It seems that there are few jobs left that computers can’t edge into somehow. A US team has got a computer to match sounds with silent video to an impressively efficient degree.
It’s a complicated process setting up a computer to be able to replicate sound, but it is doable and it has some interesting implications for audio further down the line when the algorithms have been refined a little.
As detailed in the paper ‘Visually Indicated Sounds’ by a team of researchers from MIT, UC Berkeley and Google, an algorithm was fed a dataset of 978 videos with various materials being hit or scratched with a drumstick 46,577 times. There was a load of metadata included along with it, such as identifying a hit or a scratch, sorting the materials into categories and identifying the physical reaction that resulted (splash, deformation etc), but these weren’t input for learning but rather to allow the team to keep track of how the algorithm was working once up and running, i.e. where it was pulling the sound from. After that, it was pretty much left to get on with it.
The resulting soundtrack it produced to a silent video is impressive, especially for certain materials such as leaves and dirt which could be defined as ‘non-solid’. Indeed, the human viewers of the resulting videos proved to be twice as likely to pick the algorithm-generated audio as the ‘real’ sound over and above the genuine audio track.
“Often when a participant was fooled, it was because the sound prediction was simple and prototypical (e.g., a simple thud noise), while the actual sound was complex and atypical,” says the paper which you can read in its entirety here. “True leaf sounds, for example, are highly varied and may not be fully predictable from a silent video.”

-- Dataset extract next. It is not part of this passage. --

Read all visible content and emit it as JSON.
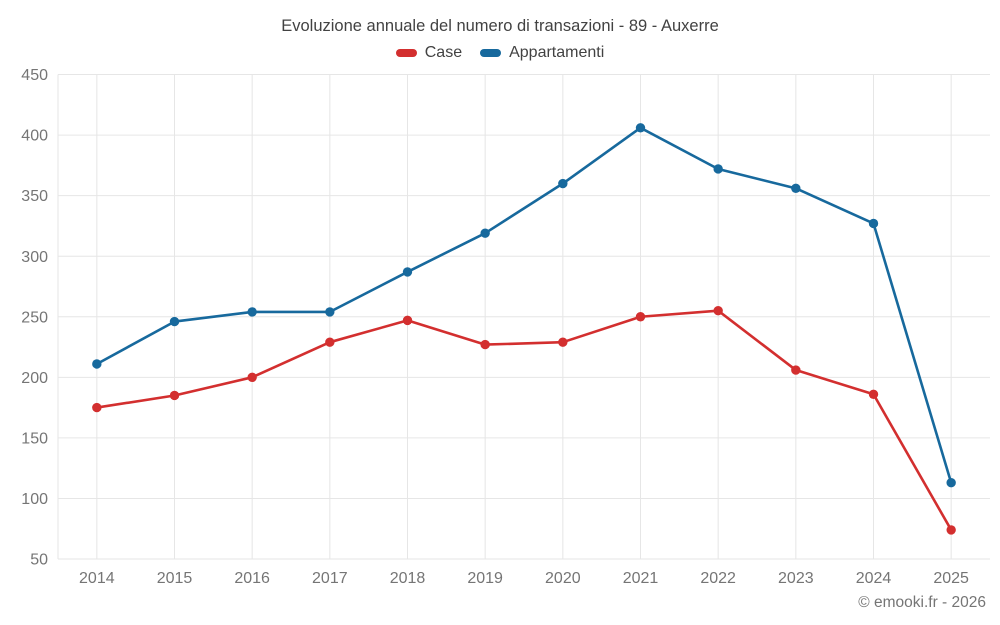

For other, harder materials it was less successful, and it was also sometimes fooled by a near miss, but it has interesting potential, especially for realtime effects such as those required by games and 360 degree video. For foley though, the research seems to prove what foley artists have known all along: it's not about what you hear, it's about what you expect to hear, and, conditioned by decades of film and TV, the two things are not always the same.